Hi Steve, as Musky says they support the thrust washer behind the clutch. You are looking for a couple of square section semi circular insignificant looking bits of metal!
They are part of the primary drive rather than part of the gearbox. Your gearbox mainshaft should be splined (rather than the later keyway and taper S/A shaft). Before you build up the box, make sure the mainshaft has a good undamaged location groove for the collets. The location is not very deep and there is a lot of load on this area when the clutch centre/mainshaft nut is tightened. The gearbox side of the groove area should be adequate enough to offer good lateral support to the collets.
New collets come as a single ring with two thinner sections which must be broken to allow the collets to be fitted...always seems a shame to break it but there is no other way.
In theory there are various thicknesses of thrust washer available to enable accurate chain alignment, but these tend to be Unicorn Parts...heard about but never seen.
On my Flash, the collets were missing, and for a while the clutch support thrust washer had been running on the heads of the rivets that secure the mainshaft/ chaincase oilseal. The clearance here is very small, I thought this was how it should be until I looked in the parts book and realised the previous owner had lost them.
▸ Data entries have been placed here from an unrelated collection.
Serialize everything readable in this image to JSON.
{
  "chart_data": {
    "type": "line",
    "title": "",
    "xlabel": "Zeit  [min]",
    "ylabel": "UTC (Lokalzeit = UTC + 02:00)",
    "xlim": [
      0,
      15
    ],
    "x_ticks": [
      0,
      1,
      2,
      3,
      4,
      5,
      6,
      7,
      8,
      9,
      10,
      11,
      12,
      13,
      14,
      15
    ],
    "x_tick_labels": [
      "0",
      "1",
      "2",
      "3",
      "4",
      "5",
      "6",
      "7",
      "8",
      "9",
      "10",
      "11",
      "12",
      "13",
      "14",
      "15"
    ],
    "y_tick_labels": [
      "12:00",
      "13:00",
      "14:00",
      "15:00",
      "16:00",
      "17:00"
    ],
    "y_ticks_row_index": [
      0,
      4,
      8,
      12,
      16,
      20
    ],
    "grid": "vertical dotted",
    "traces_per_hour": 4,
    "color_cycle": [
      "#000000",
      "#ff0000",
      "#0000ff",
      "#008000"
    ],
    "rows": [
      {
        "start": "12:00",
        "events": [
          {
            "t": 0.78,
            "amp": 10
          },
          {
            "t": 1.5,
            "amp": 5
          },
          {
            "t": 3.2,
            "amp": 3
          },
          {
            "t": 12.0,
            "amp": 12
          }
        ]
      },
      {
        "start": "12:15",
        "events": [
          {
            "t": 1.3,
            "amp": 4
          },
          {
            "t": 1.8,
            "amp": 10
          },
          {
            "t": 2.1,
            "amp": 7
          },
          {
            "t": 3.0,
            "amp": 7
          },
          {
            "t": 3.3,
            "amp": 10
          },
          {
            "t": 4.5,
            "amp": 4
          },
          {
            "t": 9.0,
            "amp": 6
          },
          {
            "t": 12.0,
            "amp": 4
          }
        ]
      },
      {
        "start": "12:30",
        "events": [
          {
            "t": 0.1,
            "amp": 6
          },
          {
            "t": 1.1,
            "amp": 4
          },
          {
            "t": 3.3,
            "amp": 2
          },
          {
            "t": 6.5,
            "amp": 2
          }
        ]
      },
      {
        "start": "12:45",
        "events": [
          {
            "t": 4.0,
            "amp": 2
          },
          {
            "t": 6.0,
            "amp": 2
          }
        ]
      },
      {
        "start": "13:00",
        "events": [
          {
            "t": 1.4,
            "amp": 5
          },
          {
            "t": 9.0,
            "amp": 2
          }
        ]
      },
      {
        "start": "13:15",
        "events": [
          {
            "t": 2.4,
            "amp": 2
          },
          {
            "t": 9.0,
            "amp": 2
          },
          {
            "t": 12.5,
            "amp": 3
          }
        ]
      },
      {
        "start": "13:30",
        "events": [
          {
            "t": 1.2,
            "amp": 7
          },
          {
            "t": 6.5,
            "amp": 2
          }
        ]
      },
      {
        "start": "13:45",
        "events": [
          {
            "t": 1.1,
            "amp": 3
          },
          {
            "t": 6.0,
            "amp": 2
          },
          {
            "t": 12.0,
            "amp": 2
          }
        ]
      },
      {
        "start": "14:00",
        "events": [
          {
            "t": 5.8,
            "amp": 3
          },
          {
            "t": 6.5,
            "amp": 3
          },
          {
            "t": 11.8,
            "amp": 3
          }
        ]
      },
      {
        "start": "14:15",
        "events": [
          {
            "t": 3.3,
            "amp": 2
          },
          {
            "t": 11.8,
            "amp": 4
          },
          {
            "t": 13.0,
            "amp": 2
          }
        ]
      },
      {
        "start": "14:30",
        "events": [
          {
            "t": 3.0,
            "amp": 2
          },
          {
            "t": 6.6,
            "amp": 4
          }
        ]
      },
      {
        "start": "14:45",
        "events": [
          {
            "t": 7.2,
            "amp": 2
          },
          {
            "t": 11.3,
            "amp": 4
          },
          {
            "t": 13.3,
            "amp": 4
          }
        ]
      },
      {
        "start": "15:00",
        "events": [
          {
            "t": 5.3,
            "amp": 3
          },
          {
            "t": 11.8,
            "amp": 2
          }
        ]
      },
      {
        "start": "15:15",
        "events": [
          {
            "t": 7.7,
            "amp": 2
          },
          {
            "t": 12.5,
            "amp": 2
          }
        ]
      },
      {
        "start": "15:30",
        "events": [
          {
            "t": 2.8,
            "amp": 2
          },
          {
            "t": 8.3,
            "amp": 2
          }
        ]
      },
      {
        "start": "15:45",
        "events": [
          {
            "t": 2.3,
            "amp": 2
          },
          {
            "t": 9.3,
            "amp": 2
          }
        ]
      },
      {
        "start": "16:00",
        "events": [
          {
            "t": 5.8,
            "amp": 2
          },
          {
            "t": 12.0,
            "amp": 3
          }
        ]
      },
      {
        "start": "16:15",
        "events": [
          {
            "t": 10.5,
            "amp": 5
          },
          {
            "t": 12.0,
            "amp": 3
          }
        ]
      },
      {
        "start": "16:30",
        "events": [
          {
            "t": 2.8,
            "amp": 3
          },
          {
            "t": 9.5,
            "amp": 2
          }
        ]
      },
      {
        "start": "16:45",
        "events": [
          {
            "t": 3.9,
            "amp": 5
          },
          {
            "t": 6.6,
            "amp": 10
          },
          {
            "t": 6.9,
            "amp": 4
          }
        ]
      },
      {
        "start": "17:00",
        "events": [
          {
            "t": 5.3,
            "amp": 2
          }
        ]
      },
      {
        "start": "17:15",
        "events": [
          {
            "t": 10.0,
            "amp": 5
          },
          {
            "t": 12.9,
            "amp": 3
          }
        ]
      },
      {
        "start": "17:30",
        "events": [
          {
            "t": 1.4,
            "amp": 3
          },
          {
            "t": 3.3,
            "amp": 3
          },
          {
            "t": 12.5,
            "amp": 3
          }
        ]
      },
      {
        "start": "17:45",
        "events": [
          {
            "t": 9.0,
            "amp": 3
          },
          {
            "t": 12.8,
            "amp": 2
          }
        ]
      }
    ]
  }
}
Bolt the gearbox to your crankcase, stick the collets into the location groove on the mainshaft with a dab of grease, then slide on the thrust washer. The collets should sit nicely in the circular groove in the back of the thrust washer. The washer will lie close to the back of the chaincase. Then assemble the clutch inner and outer along with the primary chain and cush drive sprocket and sleeve. Grease the clutch rollers as lubricant and also to keep them in place as you assemble. With the big nut tightened, the chainwheel should rotate smoothly with no tight spots but expect some lateral shake in the clutch chainwheel. If you are lucky, chain alignment will be fine.